Whereas the connection between empirical analyses and theoretical modelling is straightforward in some cases, such as the construction of likelihood functions for parameter inference and model choice, empiricists may not appreciate the importance of highly abstract models, which might not provide immediately testable predictions. Probably, skepticism stems from some misconceptions and misunderstandings about mathematical modelling, and a clarification about its role may ease the communication between experimentalists and theoretical biologists.
Some evolutionary biologists from the USA point this out in a very clear paper, published some days ago on PLOS Biology, and first-authored by Maria Servedio from the University of North Carolina. The parallels between empirical experimental techniques and proof-of-concept modeling in the scientific process are explained in the following flowchart.
As shown, the proof-of-concept models are best suited to test the logical correctness of verbal hypotheses, such as the effectivity certain assumptions have to lead to certain prediction.

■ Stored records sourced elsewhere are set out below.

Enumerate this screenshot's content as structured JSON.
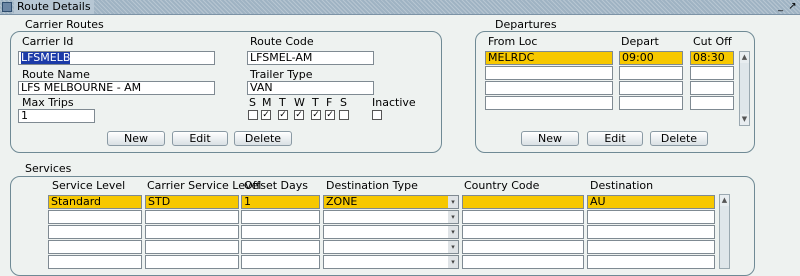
{
  "window": {
    "title": "Route Details",
    "min_icon": "minimize-icon",
    "max_icon": "maximize-icon"
  },
  "carrier_routes": {
    "group_label": "Carrier Routes",
    "carrier_id_label": "Carrier Id",
    "carrier_id_value": "LFSMELB",
    "route_code_label": "Route Code",
    "route_code_value": "LFSMEL-AM",
    "route_name_label": "Route Name",
    "route_name_value": "LFS MELBOURNE - AM",
    "trailer_type_label": "Trailer Type",
    "trailer_type_value": "VAN",
    "max_trips_label": "Max Trips",
    "max_trips_value": "1",
    "days": [
      {
        "label": "S",
        "checked": false
      },
      {
        "label": "M",
        "checked": true
      },
      {
        "label": "T",
        "checked": true
      },
      {
        "label": "W",
        "checked": true
      },
      {
        "label": "T",
        "checked": true
      },
      {
        "label": "F",
        "checked": true
      },
      {
        "label": "S",
        "checked": false
      }
    ],
    "inactive_label": "Inactive",
    "inactive_checked": false,
    "buttons": {
      "new": "New",
      "edit": "Edit",
      "delete": "Delete"
    }
  },
  "departures": {
    "group_label": "Departures",
    "headers": {
      "from_loc": "From Loc",
      "depart": "Depart",
      "cut_off": "Cut Off"
    },
    "rows": [
      {
        "from_loc": "MELRDC",
        "depart": "09:00",
        "cut_off": "08:30"
      },
      {
        "from_loc": "",
        "depart": "",
        "cut_off": ""
      },
      {
        "from_loc": "",
        "depart": "",
        "cut_off": ""
      },
      {
        "from_loc": "",
        "depart": "",
        "cut_off": ""
      }
    ],
    "buttons": {
      "new": "New",
      "edit": "Edit",
      "delete": "Delete"
    }
  },
  "services": {
    "group_label": "Services",
    "headers": {
      "service_level": "Service Level",
      "carrier_service_level": "Carrier Service Level",
      "offset_days": "Offset Days",
      "destination_type": "Destination Type",
      "country_code": "Country Code",
      "destination": "Destination"
    },
    "rows": [
      {
        "service_level": "Standard",
        "carrier_service_level": "STD",
        "offset_days": "1",
        "destination_type": "ZONE",
        "country_code": "",
        "destination": "AU"
      },
      {
        "service_level": "",
        "carrier_service_level": "",
        "offset_days": "",
        "destination_type": "",
        "country_code": "",
        "destination": ""
      },
      {
        "service_level": "",
        "carrier_service_level": "",
        "offset_days": "",
        "destination_type": "",
        "country_code": "",
        "destination": ""
      },
      {
        "service_level": "",
        "carrier_service_level": "",
        "offset_days": "",
        "destination_type": "",
        "country_code": "",
        "destination": ""
      },
      {
        "service_level": "",
        "carrier_service_level": "",
        "offset_days": "",
        "destination_type": "",
        "country_code": "",
        "destination": ""
      }
    ]
  },
  "colors": {
    "selected_row": "#f7c800",
    "selection_highlight": "#1b3aa8",
    "border": "#6f8a95"
  }
}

Hypotheses which assumptions are most commonly met in Nature, are instead argued to be possibly addressed by empirical approaches only.
Discussion on most common misunderstandings is centred around three main points.
The authors first argue that the main misunderstandings, in matter of mathematical modelling, happen as theoreticians are asked how they might test their proof-of- concept models empirically. The models are discussed to be themselves tests of validity of verbal assumptions, and their outcome can thus determine whether a verbal model is valid or defective.
Second, this does not mean that proof-of-concept models do not need to interact with empirical work. Actually, in most of cases, quite the contrary is true. Many vital links between theory and natural systems can be found in assumption stage, prediction stage and even in discussion stage, when empirical results are threaded into a broader conceptual framework.
Third, authors point out that a discordance between theoretical predictions and empirical data may be a great point of interest, giving to both theoreticians and experimentalists the opportunity to appreciate underrated phenomena, or to reconsider the assumptions and empirical procedures.
Despite this paper discusses in detail the role of theoretical modelling in evolutionary biology, we should take our time to reflect, in general terms, on the relationship between experimental work and mathematical modelling. I am very next to write about the criticism that is investing some of the most common algorithms for NGS data analysis, because I have the feeling that the search of proper mathematical modelling algorithms will be one of bioinformaticians’ main occupation in coming years. This article serves thus as a fair example, even if not directly applicable to all the fields of life sciences, of how the relationship between empirical and mathematical work should be properly interpreted.